In the words of the UN High Commissioner for Refugees, Fillipo Grandi, ‘’there is a lot of survival sex that is happening, there is sexual harassment and sexual abuse. I think that this is something we cannot tolerate, in particular in the European Union.” But we do. At this point, estimated reader, I would ask you to just Google ‘’male refugee sexual exploitation greece’’ to navigate through some personal accounts of the tragedy, so numbers become to you actual people, with a name, a face, a story.
 
The first reaction: How can this be happening, nowadays, here, in the daylight, in front of us? How can this have been happening since 2015, or even before?

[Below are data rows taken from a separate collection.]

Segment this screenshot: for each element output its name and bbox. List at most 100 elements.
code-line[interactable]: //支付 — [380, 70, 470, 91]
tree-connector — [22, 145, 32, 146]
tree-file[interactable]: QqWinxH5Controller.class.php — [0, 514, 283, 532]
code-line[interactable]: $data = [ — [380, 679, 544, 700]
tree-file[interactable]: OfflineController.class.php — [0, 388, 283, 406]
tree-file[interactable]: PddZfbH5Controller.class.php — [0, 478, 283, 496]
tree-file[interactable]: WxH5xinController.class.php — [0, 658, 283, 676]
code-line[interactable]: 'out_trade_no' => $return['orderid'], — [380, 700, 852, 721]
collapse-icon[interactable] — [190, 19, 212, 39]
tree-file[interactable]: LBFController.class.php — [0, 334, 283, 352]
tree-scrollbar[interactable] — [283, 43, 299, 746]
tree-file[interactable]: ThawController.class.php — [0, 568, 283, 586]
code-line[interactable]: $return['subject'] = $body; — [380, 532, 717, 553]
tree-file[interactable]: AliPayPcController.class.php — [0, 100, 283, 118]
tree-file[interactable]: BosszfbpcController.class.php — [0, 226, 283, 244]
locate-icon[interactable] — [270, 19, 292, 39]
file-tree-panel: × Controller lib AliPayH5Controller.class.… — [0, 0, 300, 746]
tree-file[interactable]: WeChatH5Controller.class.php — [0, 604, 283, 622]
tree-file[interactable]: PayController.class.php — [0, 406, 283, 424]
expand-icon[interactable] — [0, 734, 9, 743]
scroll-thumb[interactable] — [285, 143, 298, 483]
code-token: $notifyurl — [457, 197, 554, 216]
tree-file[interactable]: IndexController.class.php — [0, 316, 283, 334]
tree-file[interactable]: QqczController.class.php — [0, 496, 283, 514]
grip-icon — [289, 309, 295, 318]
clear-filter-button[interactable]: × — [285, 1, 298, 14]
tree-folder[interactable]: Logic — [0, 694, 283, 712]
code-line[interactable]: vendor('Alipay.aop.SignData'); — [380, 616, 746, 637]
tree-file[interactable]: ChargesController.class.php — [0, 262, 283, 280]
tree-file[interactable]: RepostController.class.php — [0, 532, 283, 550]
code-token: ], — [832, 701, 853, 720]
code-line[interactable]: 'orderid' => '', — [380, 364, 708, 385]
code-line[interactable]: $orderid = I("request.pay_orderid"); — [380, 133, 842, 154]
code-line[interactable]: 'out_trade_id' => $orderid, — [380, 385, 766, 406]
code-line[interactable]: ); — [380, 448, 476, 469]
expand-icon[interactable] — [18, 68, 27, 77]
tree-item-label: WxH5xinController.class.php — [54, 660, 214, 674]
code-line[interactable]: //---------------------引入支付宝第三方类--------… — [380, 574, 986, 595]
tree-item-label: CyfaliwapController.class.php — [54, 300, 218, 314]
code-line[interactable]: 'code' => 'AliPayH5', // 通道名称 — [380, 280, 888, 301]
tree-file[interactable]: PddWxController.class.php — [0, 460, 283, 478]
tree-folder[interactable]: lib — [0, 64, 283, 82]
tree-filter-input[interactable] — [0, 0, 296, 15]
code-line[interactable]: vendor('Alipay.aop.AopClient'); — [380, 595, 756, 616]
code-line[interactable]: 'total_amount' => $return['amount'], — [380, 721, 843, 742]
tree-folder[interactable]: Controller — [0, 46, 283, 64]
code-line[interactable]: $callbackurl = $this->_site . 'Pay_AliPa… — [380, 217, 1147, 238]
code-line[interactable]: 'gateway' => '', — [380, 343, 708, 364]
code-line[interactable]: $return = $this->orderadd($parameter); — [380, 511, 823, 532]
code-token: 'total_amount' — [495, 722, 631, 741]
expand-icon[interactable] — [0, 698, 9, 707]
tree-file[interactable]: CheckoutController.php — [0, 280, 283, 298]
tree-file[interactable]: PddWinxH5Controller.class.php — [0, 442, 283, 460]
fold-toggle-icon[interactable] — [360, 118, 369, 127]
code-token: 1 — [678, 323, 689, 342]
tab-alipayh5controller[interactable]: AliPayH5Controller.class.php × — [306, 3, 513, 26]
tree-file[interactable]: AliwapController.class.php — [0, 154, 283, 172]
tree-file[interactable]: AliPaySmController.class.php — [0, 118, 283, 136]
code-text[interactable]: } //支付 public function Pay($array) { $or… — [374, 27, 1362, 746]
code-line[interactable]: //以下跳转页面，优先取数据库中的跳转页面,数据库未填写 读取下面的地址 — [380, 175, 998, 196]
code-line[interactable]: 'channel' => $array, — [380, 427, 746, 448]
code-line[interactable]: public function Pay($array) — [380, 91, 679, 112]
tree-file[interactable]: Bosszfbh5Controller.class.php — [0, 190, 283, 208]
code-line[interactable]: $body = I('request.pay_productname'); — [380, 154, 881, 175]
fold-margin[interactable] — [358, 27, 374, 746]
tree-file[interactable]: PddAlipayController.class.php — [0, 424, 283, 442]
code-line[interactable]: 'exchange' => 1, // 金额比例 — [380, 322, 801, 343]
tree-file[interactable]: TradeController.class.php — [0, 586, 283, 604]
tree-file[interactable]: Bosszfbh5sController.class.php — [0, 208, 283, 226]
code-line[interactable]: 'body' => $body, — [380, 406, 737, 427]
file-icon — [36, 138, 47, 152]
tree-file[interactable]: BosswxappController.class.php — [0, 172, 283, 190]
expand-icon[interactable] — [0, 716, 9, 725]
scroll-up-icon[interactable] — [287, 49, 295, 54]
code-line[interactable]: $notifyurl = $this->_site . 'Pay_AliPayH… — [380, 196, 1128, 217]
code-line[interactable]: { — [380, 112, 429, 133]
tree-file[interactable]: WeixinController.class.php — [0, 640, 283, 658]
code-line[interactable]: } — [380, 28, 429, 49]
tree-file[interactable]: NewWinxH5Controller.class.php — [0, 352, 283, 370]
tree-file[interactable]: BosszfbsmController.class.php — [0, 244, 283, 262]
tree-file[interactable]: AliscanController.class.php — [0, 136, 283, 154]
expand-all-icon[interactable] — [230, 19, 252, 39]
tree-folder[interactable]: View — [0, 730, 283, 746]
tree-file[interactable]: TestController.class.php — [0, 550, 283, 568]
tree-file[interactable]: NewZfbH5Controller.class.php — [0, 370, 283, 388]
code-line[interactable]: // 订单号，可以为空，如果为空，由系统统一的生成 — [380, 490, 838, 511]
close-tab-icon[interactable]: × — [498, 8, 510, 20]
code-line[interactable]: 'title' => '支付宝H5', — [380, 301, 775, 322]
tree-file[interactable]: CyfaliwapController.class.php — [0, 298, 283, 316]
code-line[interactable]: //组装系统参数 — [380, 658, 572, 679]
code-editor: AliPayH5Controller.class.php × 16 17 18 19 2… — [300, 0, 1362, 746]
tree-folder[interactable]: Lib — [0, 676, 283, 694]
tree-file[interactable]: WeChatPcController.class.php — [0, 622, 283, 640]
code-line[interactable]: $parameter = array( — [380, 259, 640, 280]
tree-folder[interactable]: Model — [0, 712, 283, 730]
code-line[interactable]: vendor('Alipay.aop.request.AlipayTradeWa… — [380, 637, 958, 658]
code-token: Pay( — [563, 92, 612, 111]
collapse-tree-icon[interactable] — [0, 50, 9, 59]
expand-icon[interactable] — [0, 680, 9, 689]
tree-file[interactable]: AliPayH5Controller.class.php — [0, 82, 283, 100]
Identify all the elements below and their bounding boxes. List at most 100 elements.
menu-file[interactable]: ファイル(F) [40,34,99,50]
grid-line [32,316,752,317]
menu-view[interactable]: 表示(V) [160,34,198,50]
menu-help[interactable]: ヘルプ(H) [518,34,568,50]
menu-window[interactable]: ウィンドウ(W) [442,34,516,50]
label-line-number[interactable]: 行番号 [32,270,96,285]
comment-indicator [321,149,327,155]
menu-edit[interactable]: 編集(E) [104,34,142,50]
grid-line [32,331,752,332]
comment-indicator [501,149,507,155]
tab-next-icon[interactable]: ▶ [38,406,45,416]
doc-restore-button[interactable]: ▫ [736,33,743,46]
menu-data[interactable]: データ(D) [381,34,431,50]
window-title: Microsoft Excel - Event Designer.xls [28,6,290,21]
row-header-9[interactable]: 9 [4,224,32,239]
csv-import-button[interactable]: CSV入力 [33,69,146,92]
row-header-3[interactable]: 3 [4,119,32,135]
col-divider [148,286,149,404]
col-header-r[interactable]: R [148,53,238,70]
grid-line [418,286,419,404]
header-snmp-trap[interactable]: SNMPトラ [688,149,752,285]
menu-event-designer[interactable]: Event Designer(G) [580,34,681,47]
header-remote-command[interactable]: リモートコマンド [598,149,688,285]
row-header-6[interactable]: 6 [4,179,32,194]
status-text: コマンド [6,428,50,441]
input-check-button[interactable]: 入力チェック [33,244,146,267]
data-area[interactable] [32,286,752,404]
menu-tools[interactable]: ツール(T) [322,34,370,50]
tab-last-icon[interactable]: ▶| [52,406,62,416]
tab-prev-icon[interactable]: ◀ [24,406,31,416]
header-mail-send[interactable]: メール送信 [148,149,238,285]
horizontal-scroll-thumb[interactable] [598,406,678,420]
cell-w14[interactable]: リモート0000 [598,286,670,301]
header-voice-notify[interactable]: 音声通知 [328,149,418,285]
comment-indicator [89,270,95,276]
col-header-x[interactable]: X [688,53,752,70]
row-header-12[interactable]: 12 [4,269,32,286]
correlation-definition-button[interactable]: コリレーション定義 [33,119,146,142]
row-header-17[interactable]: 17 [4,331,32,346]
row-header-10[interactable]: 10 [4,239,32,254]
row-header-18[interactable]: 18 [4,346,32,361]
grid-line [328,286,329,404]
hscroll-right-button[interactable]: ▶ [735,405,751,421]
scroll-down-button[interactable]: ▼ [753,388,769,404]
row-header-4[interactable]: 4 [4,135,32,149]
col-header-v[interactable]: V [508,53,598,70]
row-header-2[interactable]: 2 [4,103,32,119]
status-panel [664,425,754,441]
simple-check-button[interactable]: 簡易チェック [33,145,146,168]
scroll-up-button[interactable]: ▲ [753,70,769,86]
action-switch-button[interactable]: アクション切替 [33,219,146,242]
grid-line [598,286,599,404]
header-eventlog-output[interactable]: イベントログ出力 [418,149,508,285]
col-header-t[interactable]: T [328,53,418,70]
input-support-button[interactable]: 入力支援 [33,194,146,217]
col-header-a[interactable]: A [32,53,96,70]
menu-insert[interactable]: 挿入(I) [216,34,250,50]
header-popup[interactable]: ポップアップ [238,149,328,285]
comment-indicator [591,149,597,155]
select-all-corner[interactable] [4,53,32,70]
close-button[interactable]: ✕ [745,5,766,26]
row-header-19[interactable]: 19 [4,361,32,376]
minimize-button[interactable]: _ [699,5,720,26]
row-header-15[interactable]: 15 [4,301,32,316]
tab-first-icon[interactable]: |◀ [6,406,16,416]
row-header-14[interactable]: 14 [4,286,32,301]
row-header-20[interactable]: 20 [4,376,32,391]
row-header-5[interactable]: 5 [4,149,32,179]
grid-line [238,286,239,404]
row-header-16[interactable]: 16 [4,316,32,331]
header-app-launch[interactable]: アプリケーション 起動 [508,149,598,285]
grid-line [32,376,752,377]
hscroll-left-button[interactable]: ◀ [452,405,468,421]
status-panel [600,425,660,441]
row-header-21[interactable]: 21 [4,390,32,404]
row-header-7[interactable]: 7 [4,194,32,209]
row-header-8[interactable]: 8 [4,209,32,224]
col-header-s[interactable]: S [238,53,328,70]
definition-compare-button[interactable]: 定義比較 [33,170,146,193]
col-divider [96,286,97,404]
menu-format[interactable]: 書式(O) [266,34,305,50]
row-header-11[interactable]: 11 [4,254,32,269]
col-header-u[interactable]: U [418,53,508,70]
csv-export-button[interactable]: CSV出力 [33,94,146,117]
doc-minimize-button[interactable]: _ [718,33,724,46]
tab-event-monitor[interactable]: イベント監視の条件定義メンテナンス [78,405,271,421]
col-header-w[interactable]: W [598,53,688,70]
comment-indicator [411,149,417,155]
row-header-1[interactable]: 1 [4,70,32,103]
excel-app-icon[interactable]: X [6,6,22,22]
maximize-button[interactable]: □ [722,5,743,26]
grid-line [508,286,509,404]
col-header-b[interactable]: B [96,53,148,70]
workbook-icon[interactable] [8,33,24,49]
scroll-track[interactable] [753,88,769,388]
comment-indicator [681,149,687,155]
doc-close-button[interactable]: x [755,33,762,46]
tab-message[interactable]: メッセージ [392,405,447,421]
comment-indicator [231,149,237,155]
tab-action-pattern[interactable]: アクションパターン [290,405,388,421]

This article argues that the normalized presence of this form of violence is not circumstantial, exceptional, or something to be isolated from the rest of social interactions and norms, but constitutive of Greek (and may we say European?) society. In order to do so, we will use two simple conflict analysis tools: Galtung and Riches’ triangles (to find more about them, just click on the links!).
 
Galtung’s triangle of violence is useful to our analysis because it allows us to realize that the acts of sexual exploitation are just a manifestation of deeper structural and cultural violences, which are invisible. In our case, structural violence would be refugees and migrants’ deprivation, caused by the failure of asylum seekers’ protection system and the socioeconomic conditions that make for them impossible to find a job. Cultural violence would have to do with the value system that nourishes this sexual violence, such as racism, xenophobia or classism, a dehumanization of “the other” mixed with specific gender understandings.
 
In Victoria Square and its surroundings, the three types of violence come into play and their interaction results in a very particular outcome. They can help us explain why even if sexual exploitation of young refugees and migrants is a well-known secret, there is no general public nor governmental response to it. Even if young boys are seen to engage in transactional sex with old men, it is not perceived as violence. Structural and cultural violences have not only fed, but also made invisible direct acts of violence in the eyes of the public.
 
Here is where Riches’ triangle of violence enters the scene. Perception is essential to the understanding of violence because it is what constitutes a violent act as legitimate or illegitimate, or as our case proves, going even further, as violent or non-violent. In this particular case, the witnesses are not able to see the act as violent because, in their biased perception, being subject to sexual exploitation is part of victims’ identity, having sex with old men is something they are used to. As it is natural for them, they are not actual victims (See outrageous interview to UNCHR consultant regarding the myths about Afghan boys).
 
Finally, it is also interesting to apply Riches triangle to this particular case because it allows us to see beyond the perpetrator as the individual who engages in transactional sex, and point at the Greek state as the actor enabling the conditions for this violence to take place. Going even further, we can also claim responsibility to the European Union for the imposition of austerity policies that weakened welfare provisions of Greece, as well as the all-encompassing securitization of migration flows and borders that resulted in the protracted “refugee” crisis in countries of arrival.
 
In short, the fact that sexual exploitation of refugee and migrant children has been integrated in daily life routine in a European capital raises important moral and political concerns. Looking at it throughout the lens of conflict analysis helps us to identify issues of perception and responsibility. What remains now is only the hope that understanding brings consciousness, and consciousness, social change.